The guise of professional management may also cover a very different reason behind the recent brutal forest destruction spree in Hungary. We cannot rule out the possibility that all that tireless work of enthusiastic citizens in our forests is not so much aimed at the public good than at lining their own pockets. Society needs to see, with financial details, which companies are involved in felling, in dredging, in the use of the timber harvested. A package law recently passed through the voting machine has weakened the legal position of forests in Hungary even further. This petition is one way to protest. You don’t even have to get out of your easy chair to sign it. Once you got the hang of it, here’s another petition against deforestation — and of course you can also join the efforts of the Forest Love Alliance. The more letters we send to DMRV and local mayors’ offices, in this case to Nagymaros, the less certain they will be that tree destruction is such a good solution.
One of the heaps of logs. Photo: Esztehás Emőke
We can also protect the Danube by the choices we make in our lives. Using canoes instead of motorboats, approaching the shore by bicycle instead of cars that chew up the undergrowth and compact the soil, not only the river, but also our bodies will be healthier. We can even become part of nature’s immune system through small, everyday actions.

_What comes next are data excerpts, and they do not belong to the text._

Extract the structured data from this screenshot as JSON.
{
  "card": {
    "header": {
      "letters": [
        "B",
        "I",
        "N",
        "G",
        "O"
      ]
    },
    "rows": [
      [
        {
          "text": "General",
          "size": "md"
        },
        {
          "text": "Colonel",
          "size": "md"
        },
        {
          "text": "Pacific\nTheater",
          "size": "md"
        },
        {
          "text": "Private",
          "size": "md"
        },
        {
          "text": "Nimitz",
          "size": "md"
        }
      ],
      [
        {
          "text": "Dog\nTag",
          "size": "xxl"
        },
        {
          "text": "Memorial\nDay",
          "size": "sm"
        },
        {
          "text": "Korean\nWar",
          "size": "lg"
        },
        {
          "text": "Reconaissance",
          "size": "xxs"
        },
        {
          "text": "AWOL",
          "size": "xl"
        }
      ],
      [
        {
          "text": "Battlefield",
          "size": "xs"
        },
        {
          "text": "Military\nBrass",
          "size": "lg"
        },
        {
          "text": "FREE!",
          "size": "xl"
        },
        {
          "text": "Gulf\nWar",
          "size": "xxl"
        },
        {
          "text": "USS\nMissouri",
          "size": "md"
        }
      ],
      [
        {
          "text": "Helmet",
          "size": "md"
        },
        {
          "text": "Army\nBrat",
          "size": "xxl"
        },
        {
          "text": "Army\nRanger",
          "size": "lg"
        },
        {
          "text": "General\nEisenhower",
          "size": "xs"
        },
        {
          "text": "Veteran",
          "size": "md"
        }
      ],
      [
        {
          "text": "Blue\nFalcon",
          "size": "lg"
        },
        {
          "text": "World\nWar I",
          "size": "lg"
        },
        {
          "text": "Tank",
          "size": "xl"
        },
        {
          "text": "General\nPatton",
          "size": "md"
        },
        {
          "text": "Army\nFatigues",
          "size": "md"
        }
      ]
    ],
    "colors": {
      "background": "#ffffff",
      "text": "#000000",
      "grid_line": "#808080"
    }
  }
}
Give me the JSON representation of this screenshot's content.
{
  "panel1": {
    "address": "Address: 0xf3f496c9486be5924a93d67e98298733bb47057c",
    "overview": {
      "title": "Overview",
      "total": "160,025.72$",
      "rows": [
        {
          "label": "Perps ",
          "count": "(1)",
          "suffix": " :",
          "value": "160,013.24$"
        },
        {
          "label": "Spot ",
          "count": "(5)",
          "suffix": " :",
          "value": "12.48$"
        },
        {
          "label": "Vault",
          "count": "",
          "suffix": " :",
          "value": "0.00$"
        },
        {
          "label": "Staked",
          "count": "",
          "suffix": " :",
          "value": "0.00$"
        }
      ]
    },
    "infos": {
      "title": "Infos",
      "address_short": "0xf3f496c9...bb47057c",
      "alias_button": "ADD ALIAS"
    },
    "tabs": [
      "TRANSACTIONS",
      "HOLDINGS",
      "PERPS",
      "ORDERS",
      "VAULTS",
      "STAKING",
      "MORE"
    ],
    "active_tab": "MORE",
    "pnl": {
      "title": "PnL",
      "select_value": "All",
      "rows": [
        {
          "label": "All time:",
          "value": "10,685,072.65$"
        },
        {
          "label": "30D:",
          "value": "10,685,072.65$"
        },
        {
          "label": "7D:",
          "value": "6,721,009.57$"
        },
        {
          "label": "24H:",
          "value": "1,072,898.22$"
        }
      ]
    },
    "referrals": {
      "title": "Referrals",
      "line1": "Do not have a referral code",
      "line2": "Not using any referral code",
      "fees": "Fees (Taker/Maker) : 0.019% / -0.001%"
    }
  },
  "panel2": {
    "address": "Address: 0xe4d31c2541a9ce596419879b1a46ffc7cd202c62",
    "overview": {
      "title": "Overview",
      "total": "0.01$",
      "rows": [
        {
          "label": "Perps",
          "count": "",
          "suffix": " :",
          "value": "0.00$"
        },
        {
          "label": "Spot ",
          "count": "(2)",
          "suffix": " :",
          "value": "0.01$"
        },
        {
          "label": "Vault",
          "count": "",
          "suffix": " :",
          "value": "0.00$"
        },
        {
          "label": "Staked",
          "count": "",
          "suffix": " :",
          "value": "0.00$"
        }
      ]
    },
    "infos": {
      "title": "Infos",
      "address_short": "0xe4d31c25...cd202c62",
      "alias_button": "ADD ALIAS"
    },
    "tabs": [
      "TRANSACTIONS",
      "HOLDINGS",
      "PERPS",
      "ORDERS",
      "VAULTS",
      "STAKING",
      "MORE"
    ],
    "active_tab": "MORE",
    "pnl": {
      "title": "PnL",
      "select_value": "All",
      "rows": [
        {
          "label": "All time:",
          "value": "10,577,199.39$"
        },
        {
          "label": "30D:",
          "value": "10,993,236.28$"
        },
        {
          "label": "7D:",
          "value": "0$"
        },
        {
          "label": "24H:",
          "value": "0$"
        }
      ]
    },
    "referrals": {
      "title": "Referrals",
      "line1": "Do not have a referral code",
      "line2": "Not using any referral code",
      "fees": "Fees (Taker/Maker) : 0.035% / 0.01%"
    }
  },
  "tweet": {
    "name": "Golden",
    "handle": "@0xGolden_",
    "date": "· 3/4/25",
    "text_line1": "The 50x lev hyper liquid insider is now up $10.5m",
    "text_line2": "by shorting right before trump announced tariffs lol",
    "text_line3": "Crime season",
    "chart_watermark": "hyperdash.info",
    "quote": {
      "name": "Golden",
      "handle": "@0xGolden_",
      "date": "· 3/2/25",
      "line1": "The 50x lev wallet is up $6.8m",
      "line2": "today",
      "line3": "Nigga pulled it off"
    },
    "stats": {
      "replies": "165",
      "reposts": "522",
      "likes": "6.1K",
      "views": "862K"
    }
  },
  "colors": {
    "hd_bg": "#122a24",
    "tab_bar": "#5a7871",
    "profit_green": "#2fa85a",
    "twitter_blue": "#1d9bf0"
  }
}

In some places in Egypt, the desert is already touching the Nile. The banks of the largest Hungarian river are still mostly forested, but in the Danube Bend a staggering number of trees have been felled in the last decade or two, on both sides. More and more people move here, more and more come here for holidays, some driving their jeeps all the way down to the water. The pressure on nature is constantly increasing. Heat spells are becoming more and more frequent, precipitation is becoming more and more unpredictable. Fish spawning grounds have dwindled, reed beds have all but disappeared. Trees clean the air and water, trap dust, protect the shore, moderate temperature, provide habitat for animals — the Danube gallery forest is needed more than ever. These floodplain forests are all that protect the river from becoming a canal. The Danube trees are not the property of a bureaucratic organization, they are the assets and treasure of all of us, not as logs but in their natural state, in their place, standing proud on the riverbank. There are those trying to take possession of the banks where they grow, planning yacht marinas, glampings, stands with junk food and plastic cups, and the trees cannot defend themselves. The choice is between a dead, desert canal or a reborn, living river. If you prefer the latter, it’s time to stand up for our green brothers and sisters.
A slogan from the forced industrialization era of the terrror Rákosi regime in Hungary in the 1950s.